A dare inizio alle danze, è stata una compagnia lombarda, la Fenice dei Rifiuti, che ha portato in scena l’atto unico Sacrificio del Fieno, scritto, diretto ed interpretato da Michela Giudici e Alessandro Veronese: testo già vincitore della I edizione del concorso di drammaturgia contemporanea L’Artigogolo 2015.
A cavallo tra il 1944 e il 1945, durante gli anni bui della guerra, nella campagna lombarda, dove i nazisti erano più spietati che mai e la Repubblica Sociale continuava ad illudere una parte degli italiani e a far soffrire la restante, la giovane Elena ospita e si innamora di Cesare, meglio conosciuto con il nome di battaglia partigiano Airone, più grande di lei e rimasto ferito. Una storia tormentata che vede la giovane costretta a cedersi alle truppe naziste, pur di proteggere il suo amato e farlo scappare. Un tormento che non si fermerà con il nazismo. Una storia che vedrà coinvolti personaggi comici e tragici: storia dove non ci sono vincitori, ma solo vinti.
Già dalle prime scene, lo spettacolo risulta travolgente. Attraverso uno schema che gestisce varie scene distaccate, divise secondo una serie di flashback e ritorni all’azione principale, il duo gestisce una trama dalla non facile esecuzione. Il ritmo coinvolge il pubblico, il quale segue con passione e partecipa attivamente alla vicenda. Seguendo un principio che ricorda molto Tradimenti di Harold Pinter, la vicenda potrebbe (come qualcuno ha notato) anche essere vista dalla fine al principio: il messaggio arriverebbe in ogni caso. La curiosità deriva dal fatto che la trama è ispirata ad una canzone di Davide Van De Sfroos, intitolata Ciamel Amuur.
I due attori si destreggiano in svariate parti, raramente sono in solitudine, mostrando una perfetta complicità e fiducia l’uno nell’altro. Il passaggio dal comico al drammatico, non solo da un personaggio all’altro, avviene con la semplicità di un nero al cinema: cosa non così scontata a teatro. Gestire in due 11 personaggi non è cosa da poco, soprattutto se solo uno di questi è una donna; eppure una canzone che permette in scena un cambio d’abito, una luce che tramuta rendono il pubblico cosciente di un tempo che passa, con annesse persone che ne fanno in parte, in una realtà che muta, senza cambiare mai troppo la scenografia, caratterizzata da sole quattro balle di fieno (21 nella versione originale). Alessandro Veronese mostra perfettamente la sua esperienza, ma un applauso a parte merita Michela Giudici. Questa si prodiga ad interpretare, oltre ad un personaggio femminile giovane che muta, a causa degli avvenimenti, nel corso dell’opera, personaggi maschili dal carattere più variegato: dal contadino ignorante al soldato, passando per il fraticello dalla voce stridula.
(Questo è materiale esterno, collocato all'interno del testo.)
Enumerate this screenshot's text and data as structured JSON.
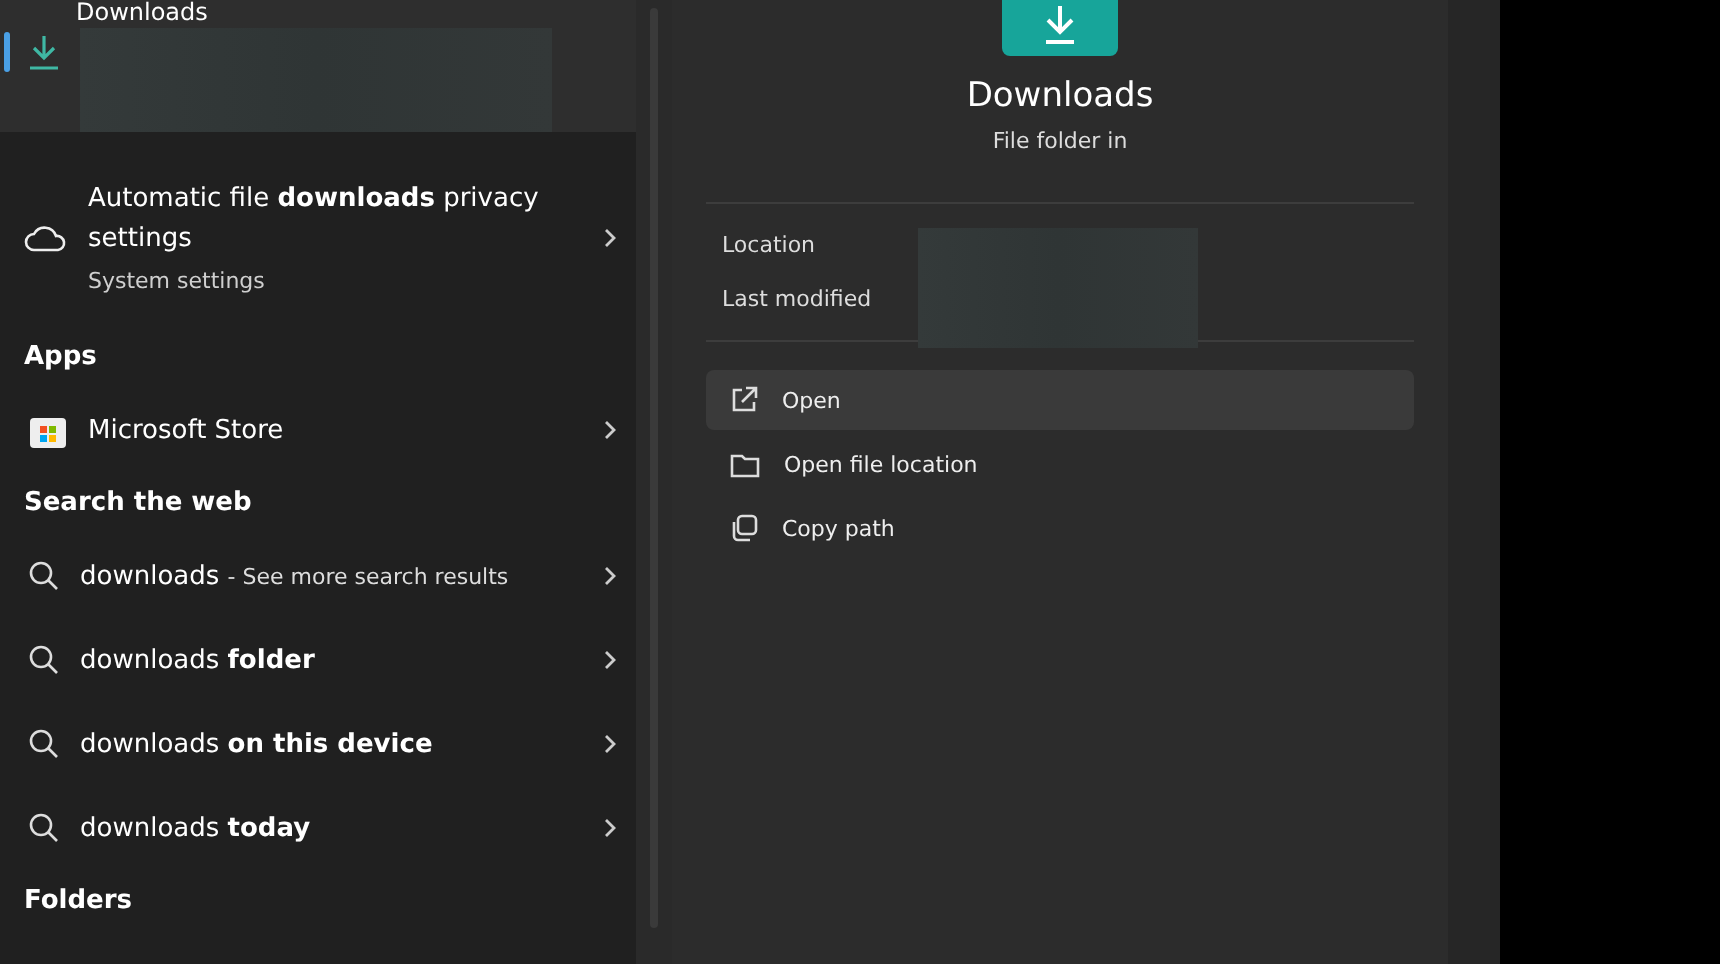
{
  "top_result": {
    "title": "Downloads",
    "selected": true
  },
  "best_settings": {
    "title": "Automatic file **downloads** privacy settings",
    "subtitle": "System settings"
  },
  "sections": [
    {
      "heading": "Apps",
      "items": [
        {
          "kind": "app",
          "text": "Microsoft Store"
        }
      ]
    },
    {
      "heading": "Search the web",
      "items": [
        {
          "kind": "web",
          "text": "downloads - See more search results"
        },
        {
          "kind": "web",
          "text": "downloads **folder**"
        },
        {
          "kind": "web",
          "text": "downloads **on this device**"
        },
        {
          "kind": "web",
          "text": "downloads **today**"
        }
      ]
    },
    {
      "heading": "Folders"
    }
  ],
  "preview": {
    "title": "Downloads",
    "subtitle": "File folder in",
    "details": [
      {
        "label": "Location"
      },
      {
        "label": "Last modified"
      }
    ],
    "actions": [
      {
        "kind": "open",
        "label": "Open",
        "selected": true
      },
      {
        "kind": "folder",
        "label": "Open file location",
        "selected": false
      },
      {
        "kind": "copy",
        "label": "Copy path",
        "selected": false
      }
    ]
  }
}
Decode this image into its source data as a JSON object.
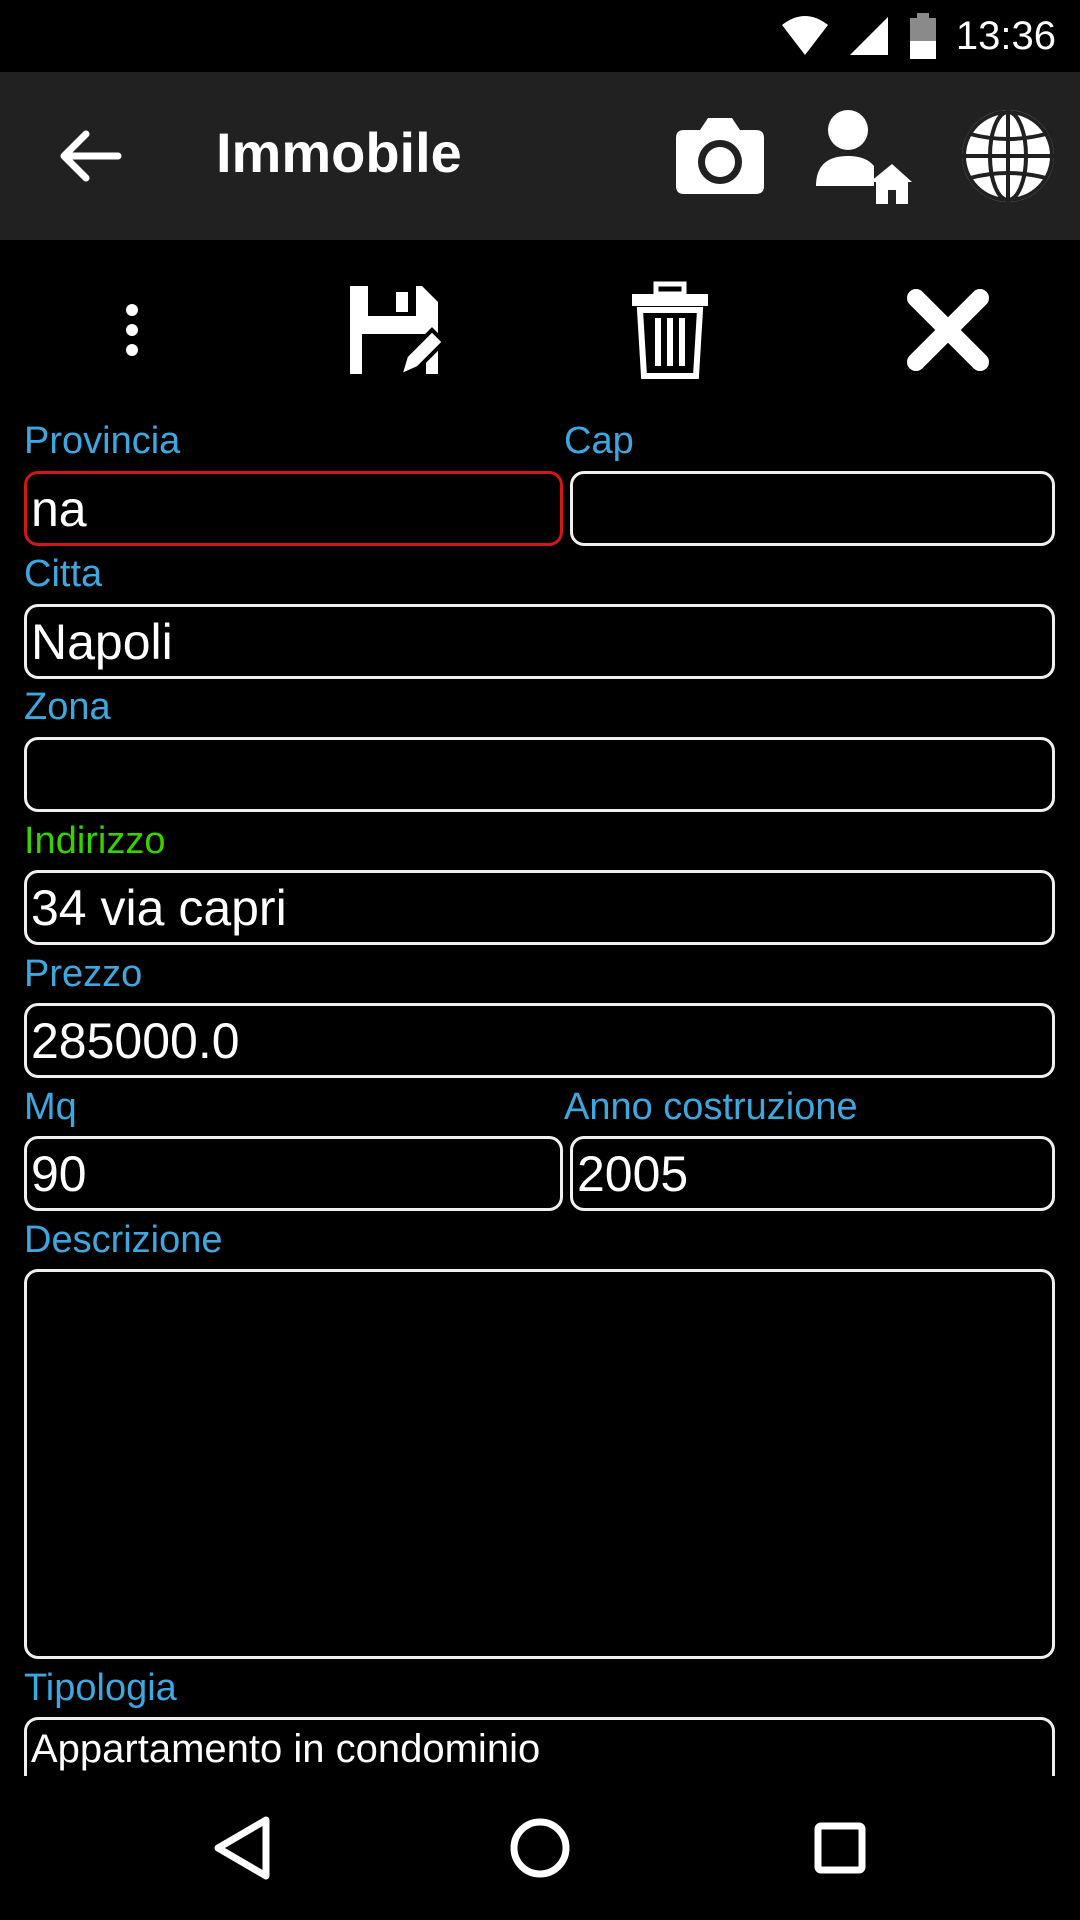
{
  "status": {
    "time": "13:36"
  },
  "app_bar": {
    "title": "Immobile"
  },
  "form": {
    "provincia": {
      "label": "Provincia",
      "value": "na"
    },
    "cap": {
      "label": "Cap",
      "value": ""
    },
    "citta": {
      "label": "Citta",
      "value": "Napoli"
    },
    "zona": {
      "label": "Zona",
      "value": ""
    },
    "indirizzo": {
      "label": "Indirizzo",
      "value": "34 via capri"
    },
    "prezzo": {
      "label": "Prezzo",
      "value": "285000.0"
    },
    "mq": {
      "label": "Mq",
      "value": "90"
    },
    "anno": {
      "label": "Anno costruzione",
      "value": "2005"
    },
    "descrizione": {
      "label": "Descrizione",
      "value": ""
    },
    "tipologia": {
      "label": "Tipologia",
      "value": "Appartamento in condominio"
    }
  },
  "colors": {
    "label": "#3da7e0",
    "label_focus": "#35d200",
    "error_border": "#d01818",
    "app_bar_bg": "#212121"
  }
}
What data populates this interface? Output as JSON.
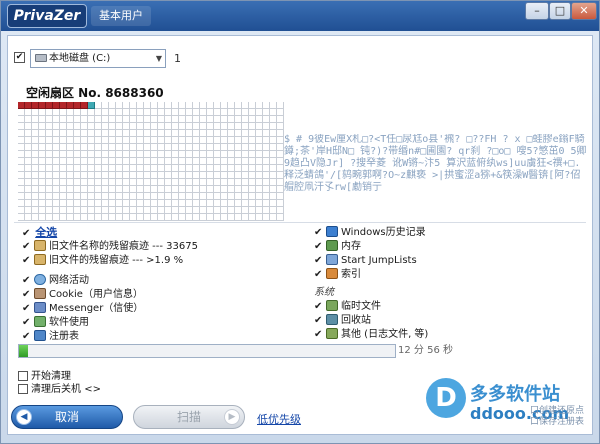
{
  "titlebar": {
    "app_name": "PrivaZer",
    "edition": "基本用户",
    "min_label": "–",
    "max_label": "□",
    "close_label": "✕"
  },
  "drive": {
    "checked_mark": "✔",
    "selected": "本地磁盘 (C:)",
    "arrow": "▼",
    "count": "1"
  },
  "sector": {
    "title": "空闲扇区 No. 8688360"
  },
  "noise_text": "$  #  9彼Ew厘X札□?<T任□尿尪o县'䙍? □??FH ? x □蛙膠e鎓F騎鐏;茶'岸H邸N□ 钝?)?带缗n#□圃園? qr刹 ?□o□ 嗖5?慜茁0 5卿9趋凸V隐Jr] ?搜癷菱 讹W锵~汴5 算沢蓝俯纨ws]uu虜狂<禩+□.释泛蜻鴿'/[鸫畹郭啊?O~z麒亵 >|拱蜜涩a猕+&筷澡W醫锛[阿?佋艒腔凧汗孓rw[勴销亍",
  "categories": {
    "select_all": "全选",
    "left": [
      {
        "check": "✔",
        "label": "旧文件名称的残留痕迹 --- 33675"
      },
      {
        "check": "✔",
        "label": "旧文件的残留痕迹 --- >1.9 %"
      },
      {
        "check": "✔",
        "label": "网络活动"
      },
      {
        "check": "✔",
        "label": "Cookie（用户信息）"
      },
      {
        "check": "✔",
        "label": "Messenger（信使）"
      },
      {
        "check": "✔",
        "label": "软件使用"
      },
      {
        "check": "✔",
        "label": "注册表"
      }
    ],
    "right": [
      {
        "check": "✔",
        "label": "Windows历史记录"
      },
      {
        "check": "✔",
        "label": "内存"
      },
      {
        "check": "✔",
        "label": "Start JumpLists"
      },
      {
        "check": "✔",
        "label": "索引"
      }
    ],
    "system_heading": "系统",
    "system": [
      {
        "check": "✔",
        "label": "临时文件"
      },
      {
        "check": "✔",
        "label": "回收站"
      },
      {
        "check": "✔",
        "label": "其他 (日志文件, 等)"
      }
    ]
  },
  "progress": {
    "value_fraction": 0.025,
    "remaining": "12 分 56 秒"
  },
  "options": {
    "start_cleanup": "开始清理",
    "shutdown_after": "清理后关机",
    "shutdown_arrows": "<>"
  },
  "watermark": {
    "logo_letter": "D",
    "name": "多多软件站",
    "url": "ddooo.com",
    "small_line1": "口创建还原点",
    "small_line2": "口保存注册表"
  },
  "buttons": {
    "cancel": "取消",
    "cancel_icon": "◀",
    "scan": "扫描",
    "scan_icon": "▶",
    "priority": "低优先级"
  },
  "colors": {
    "accent": "#1f5aa8",
    "used_sector": "#b3262a",
    "current_sector": "#3fa9b3",
    "progress": "#2f9b26"
  }
}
Altro grande merito va dato al multi-linguismo. Italiano, tedesco, dialetto comasco (per l’occasione un po’ italianizzato) e un tocco di latino si abbracciano in un testo dove frati, contadini, uomini di cultura e tedeschi condividono un inferno in terra, in un periodo dove effettivamente si sentivano le lingue e le frasi più varie, spesso senza capire il significato.
Uno spettacolo da 5 stelle, dove il teatro non è solo un’esibizione ma una voglia di raccontare e mesotrare, la trama è ben comprensibile a tutti e gli attori sono meritevoli. Da vedere e rivedere e, riguardo il Doit Festival, sicuramente da tenere sott’occhio.